Encounter the Goldcrest!

Although it might be the smallest bird in the UK, with its fiery crest, it is also widely known as the ‘King of Birds’.

Meet the Goldcrest

Photo courtesy of Andrey Gulivanov / CC BY 2.0


The wren (Regulus regulus) is a very small passerine bird in the wren family. It is not only the smallest bird in Britain, but also the smallest bird in Europe, measuring only 3.3 to 3.7 inches long. With olive green upperparts and white undersides, the golden crested has two white wingbars. The crown of the head has black sides and a narrow black front topped with a bright orange-yellow crest in the male.
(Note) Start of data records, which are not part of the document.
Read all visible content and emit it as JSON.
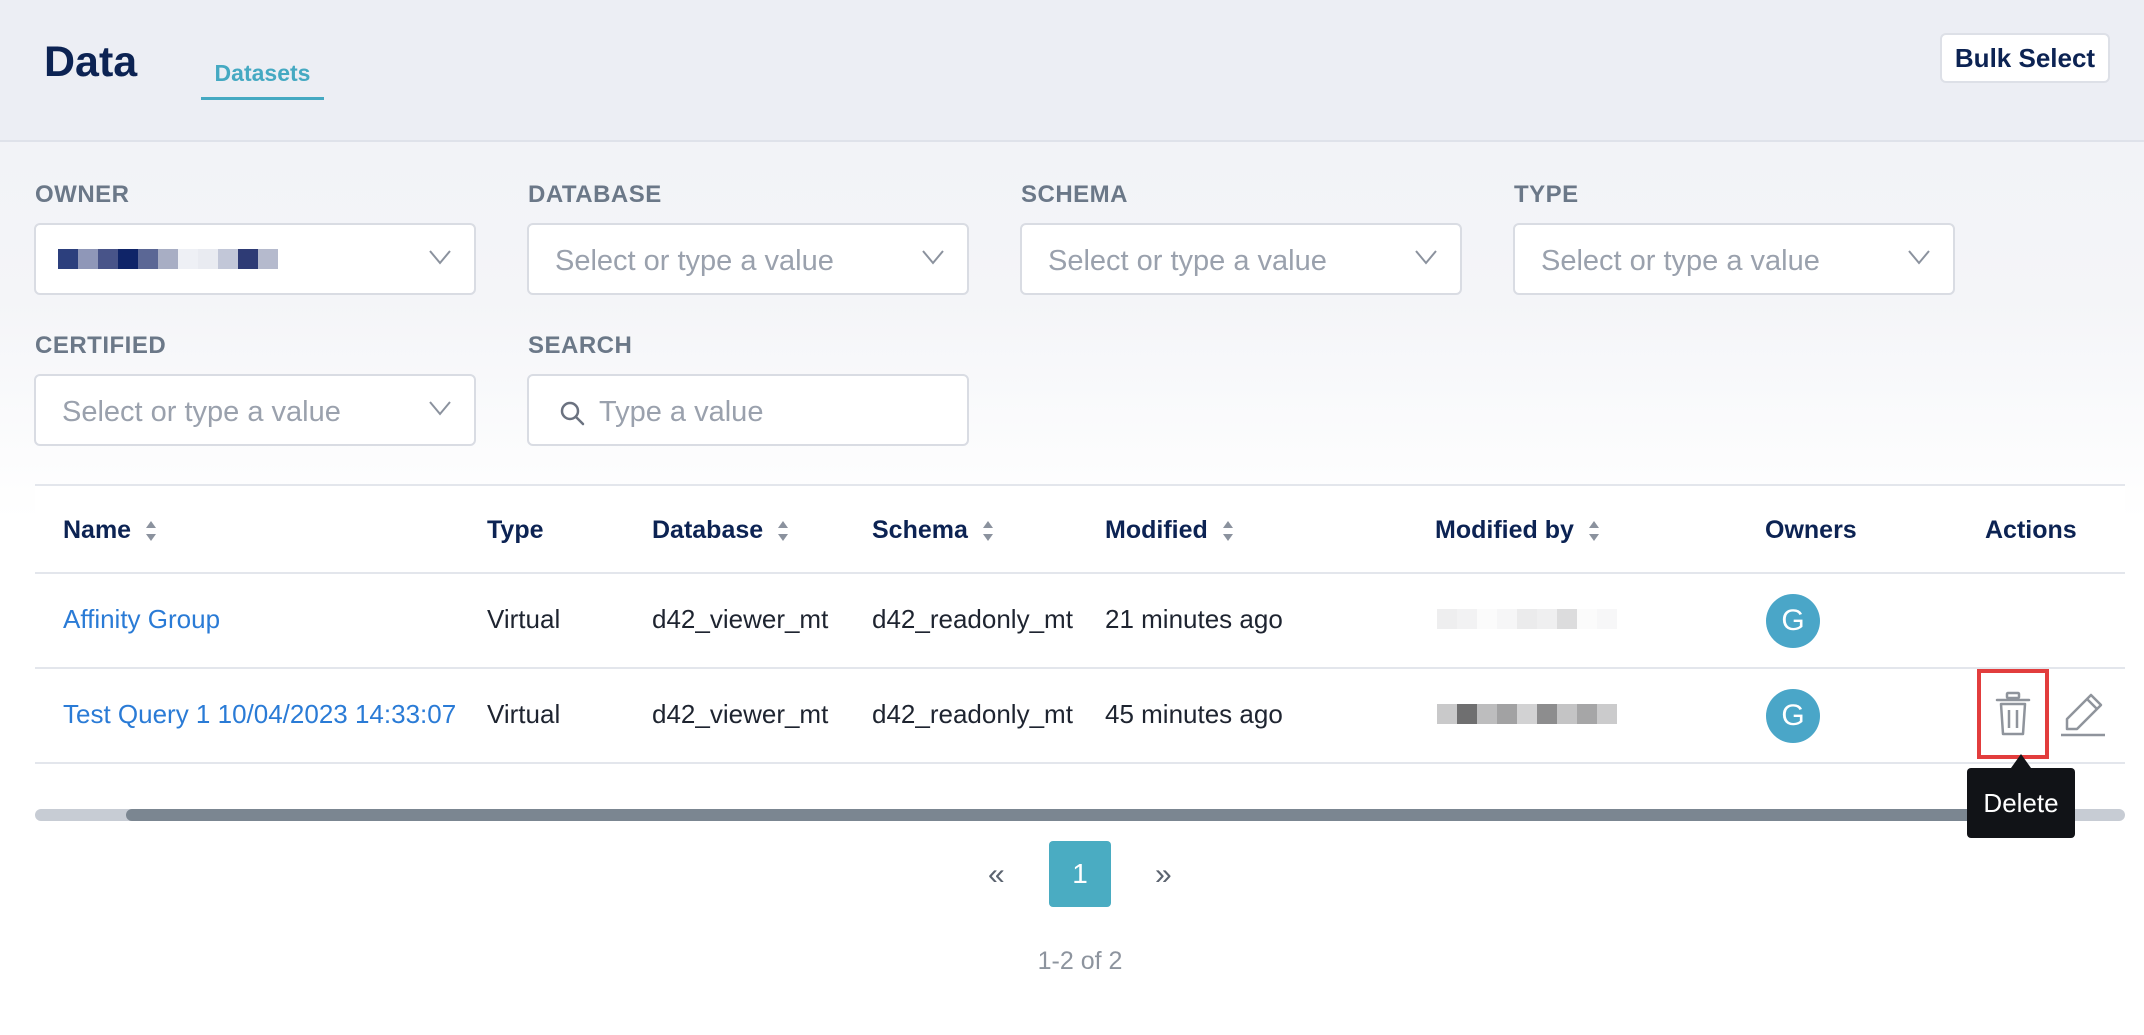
{
  "header": {
    "title": "Data",
    "tab": "Datasets",
    "bulk_select": "Bulk Select"
  },
  "filters": {
    "owner": {
      "label": "OWNER"
    },
    "database": {
      "label": "DATABASE",
      "placeholder": "Select or type a value"
    },
    "schema": {
      "label": "SCHEMA",
      "placeholder": "Select or type a value"
    },
    "type": {
      "label": "TYPE",
      "placeholder": "Select or type a value"
    },
    "certified": {
      "label": "CERTIFIED",
      "placeholder": "Select or type a value"
    },
    "search": {
      "label": "SEARCH",
      "placeholder": "Type a value"
    }
  },
  "table": {
    "columns": [
      "Name",
      "Type",
      "Database",
      "Schema",
      "Modified",
      "Modified by",
      "Owners",
      "Actions"
    ],
    "rows": [
      {
        "name": "Affinity Group",
        "type": "Virtual",
        "database": "d42_viewer_mt",
        "schema": "d42_readonly_mt",
        "modified": "21 minutes ago",
        "owner_initial": "G"
      },
      {
        "name": "Test Query 1 10/04/2023 14:33:07",
        "type": "Virtual",
        "database": "d42_viewer_mt",
        "schema": "d42_readonly_mt",
        "modified": "45 minutes ago",
        "owner_initial": "G"
      }
    ]
  },
  "tooltip": "Delete",
  "pagination": {
    "prev": "«",
    "current": "1",
    "next": "»",
    "summary": "1-2 of 2"
  },
  "colors": {
    "accent": "#45a9c2",
    "title": "#0c2353",
    "link": "#2a7bd6",
    "avatar": "#4aa6c8",
    "highlight": "#e23d3d"
  },
  "icons": [
    "chevron-down-icon",
    "search-icon",
    "sort-icon",
    "trash-icon",
    "pencil-icon"
  ]
}
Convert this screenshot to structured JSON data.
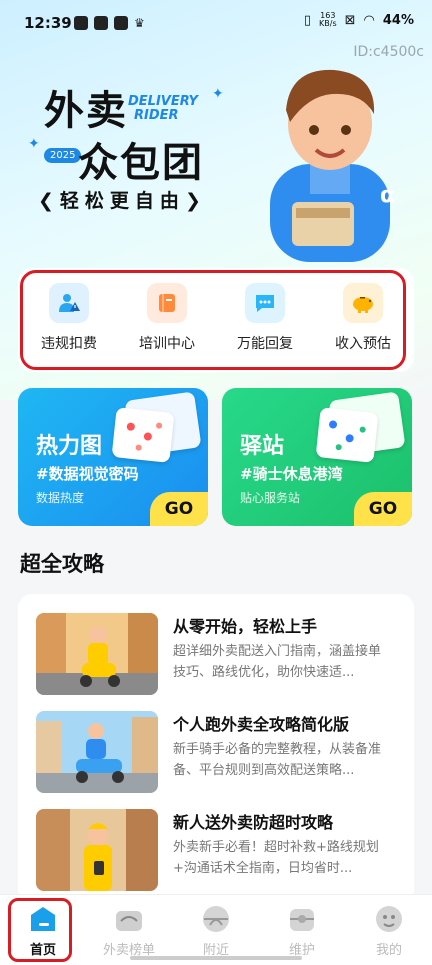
{
  "status_bar": {
    "time": "12:39",
    "net_speed_value": "163",
    "net_speed_unit": "KB/s",
    "battery": "44%"
  },
  "id_tag": "ID:c4500c",
  "hero": {
    "title_line1": "外卖",
    "title_line2": "众包团",
    "tagline_en_1": "DELIVERY",
    "tagline_en_2": "RIDER",
    "year": "2025",
    "slogan": "轻松更自由"
  },
  "quick_menu": [
    {
      "label": "违规扣费",
      "icon": "warning-person-icon",
      "color": "#2aa6f0",
      "bg": "#dff1ff"
    },
    {
      "label": "培训中心",
      "icon": "book-icon",
      "color": "#ff8a3c",
      "bg": "#ffeadd"
    },
    {
      "label": "万能回复",
      "icon": "chat-bubble-icon",
      "color": "#29b6f6",
      "bg": "#ddf4ff"
    },
    {
      "label": "收入预估",
      "icon": "piggy-bank-icon",
      "color": "#ffb300",
      "bg": "#fff1d6"
    }
  ],
  "feature_cards": [
    {
      "title": "热力图",
      "subtitle": "#数据视觉密码",
      "desc": "数据热度",
      "cta": "GO"
    },
    {
      "title": "驿站",
      "subtitle": "#骑士休息港湾",
      "desc": "贴心服务站",
      "cta": "GO"
    }
  ],
  "guides_section": {
    "title": "超全攻略",
    "items": [
      {
        "title": "从零开始，轻松上手",
        "desc": "超详细外卖配送入门指南，涵盖接单技巧、路线优化，助你快速适..."
      },
      {
        "title": "个人跑外卖全攻略简化版",
        "desc": "新手骑手必备的完整教程，从装备准备、平台规则到高效配送策略..."
      },
      {
        "title": "新人送外卖防超时攻略",
        "desc": "外卖新手必看！超时补救+路线规划+沟通话术全指南，日均省时..."
      }
    ]
  },
  "bottom_nav": [
    {
      "label": "首页",
      "active": true
    },
    {
      "label": "外卖榜单",
      "active": false
    },
    {
      "label": "附近",
      "active": false
    },
    {
      "label": "维护",
      "active": false
    },
    {
      "label": "我的",
      "active": false
    }
  ],
  "colors": {
    "accent_blue": "#1e88e5",
    "heat_card": "#1fb7f2",
    "station_card": "#23d17a",
    "go_button": "#ffe14a",
    "highlight_outline": "#d81c24"
  }
}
The beak is black and the legs are dark brown.

Photo (cropped) Courtesy of Andrey Gulivanov / CC BY 2.0


Apart from the color of the crest, the females are yellow, the sexes are quite similar.

Juveniles are similar to adults, but tend to have duller upperparts and lack a colored crown.
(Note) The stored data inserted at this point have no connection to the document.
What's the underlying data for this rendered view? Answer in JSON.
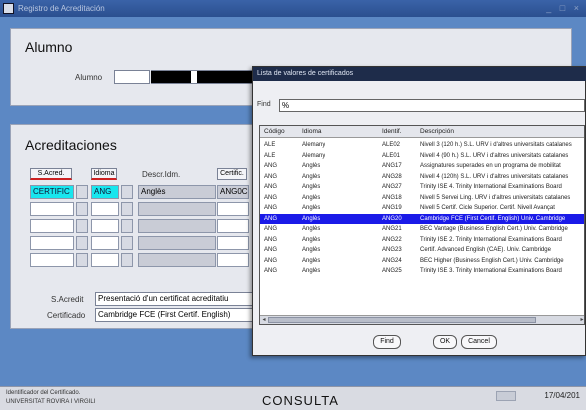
{
  "window": {
    "title": "Registro de Acreditación"
  },
  "alumno": {
    "section_title": "Alumno",
    "label": "Alumno",
    "id_value": "",
    "name_value": ""
  },
  "acreditaciones": {
    "section_title": "Acreditaciones",
    "col_sacred": "S.Acred.",
    "col_idioma": "Idioma",
    "col_descr": "Descr.Idm.",
    "col_certif": "Certific.",
    "rows": [
      {
        "sacred": "CERTIFIC",
        "idioma": "ANG",
        "descr": "Anglès",
        "certif": "ANG0C"
      }
    ],
    "sacredit_label": "S.Acredit",
    "sacredit_value": "Presentació d'un certificat acreditatiu",
    "certificado_label": "Certificado",
    "certificado_value": "Cambridge FCE (First Certif. English)"
  },
  "lov": {
    "title": "Lista de valores de certificados",
    "find_label": "Find",
    "find_value": "%",
    "headers": {
      "codigo": "Código",
      "idioma": "Idioma",
      "identif": "Identif.",
      "descripcion": "Descripción"
    },
    "rows": [
      {
        "codigo": "ALE",
        "idioma": "Alemany",
        "identif": "ALE02",
        "descripcion": "Nivell 3 (120 h.) S.L. URV i d'altres universitats catalanes"
      },
      {
        "codigo": "ALE",
        "idioma": "Alemany",
        "identif": "ALE01",
        "descripcion": "Nivell 4 (90 h.) S.L. URV i d'altres universitats catalanes"
      },
      {
        "codigo": "ANG",
        "idioma": "Anglès",
        "identif": "ANG17",
        "descripcion": "Assignatures superades en un programa de mobilitat"
      },
      {
        "codigo": "ANG",
        "idioma": "Anglès",
        "identif": "ANG28",
        "descripcion": "Nivell 4 (120h) S.L. URV i d'altres universitats catalanes"
      },
      {
        "codigo": "ANG",
        "idioma": "Anglès",
        "identif": "ANG27",
        "descripcion": "Trinity ISE 4. Trinity International Examinations Board"
      },
      {
        "codigo": "ANG",
        "idioma": "Anglès",
        "identif": "ANG18",
        "descripcion": "Nivell 5 Servei Ling. URV i d'altres universitats catalanes"
      },
      {
        "codigo": "ANG",
        "idioma": "Anglès",
        "identif": "ANG19",
        "descripcion": "Nivell 5 Certif. Cicle Superior. Certif. Nivell Avançat"
      },
      {
        "codigo": "ANG",
        "idioma": "Anglès",
        "identif": "ANG20",
        "descripcion": "Cambridge FCE (First Certif. English) Univ. Cambridge"
      },
      {
        "codigo": "ANG",
        "idioma": "Anglès",
        "identif": "ANG21",
        "descripcion": "BEC Vantage (Business English Cert.) Univ. Cambridge"
      },
      {
        "codigo": "ANG",
        "idioma": "Anglès",
        "identif": "ANG22",
        "descripcion": "Trinity ISE 2. Trinity International Examinations Board"
      },
      {
        "codigo": "ANG",
        "idioma": "Anglès",
        "identif": "ANG23",
        "descripcion": "Certif. Advanced English (CAE). Univ. Cambridge"
      },
      {
        "codigo": "ANG",
        "idioma": "Anglès",
        "identif": "ANG24",
        "descripcion": "BEC Higher (Business English Cert.) Univ. Cambridge"
      },
      {
        "codigo": "ANG",
        "idioma": "Anglès",
        "identif": "ANG25",
        "descripcion": "Trinity ISE 3. Trinity International Examinations Board"
      }
    ],
    "selected_index": 7,
    "buttons": {
      "find": "Find",
      "ok": "OK",
      "cancel": "Cancel"
    }
  },
  "status": {
    "line1": "Identificador del Certificado.",
    "line2": "UNIVERSITAT ROVIRA I VIRGILI",
    "mode": "CONSULTA",
    "date": "17/04/201"
  },
  "colors": {
    "desktop": "#5c88c4",
    "selected_row": "#1a1ae8",
    "current_field": "#18e6ee",
    "title_bar": "#1e2c4a"
  }
}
Photo courtesy of gailhampshire / CC BY 2.0


Several subspecies are recognized over a fairly large area, including most of the Palearctic and the islands of Micronesia and Iceland.


These birds like to live and breed in coniferous and mixed woodland areas. Outside of the reproductive season, it also likes to live in bushes and deciduous trees.

Photo courtesy of Francis C. Franklin / CC-BY-SA-3.0


Goldcrest feeds on small insects and spiders found in trees. During the winter it likes to feed on seeds and insects that it finds on the ground. The young of this species grow rapidly thanks to a diet rich in insect larvae and small spiders.


During the breeding season, the female builds a compact three-layer nest on a tree branch. The nest is cup-shaped and built with cobwebs, moss and twigs. The interior is covered with feathers and hair, in which it lays between 10 and 12 eggs, which it incubates for 15 days. She continues to raise the chicks once they hatch, however, the male helps with feeding.

Photo courtesy of hedera.baltica / CC BY-SA 2.0


Despite a recent population decline, this species does not approach the Vulnerable thresholds based on size range criteria as it has an extremely large range.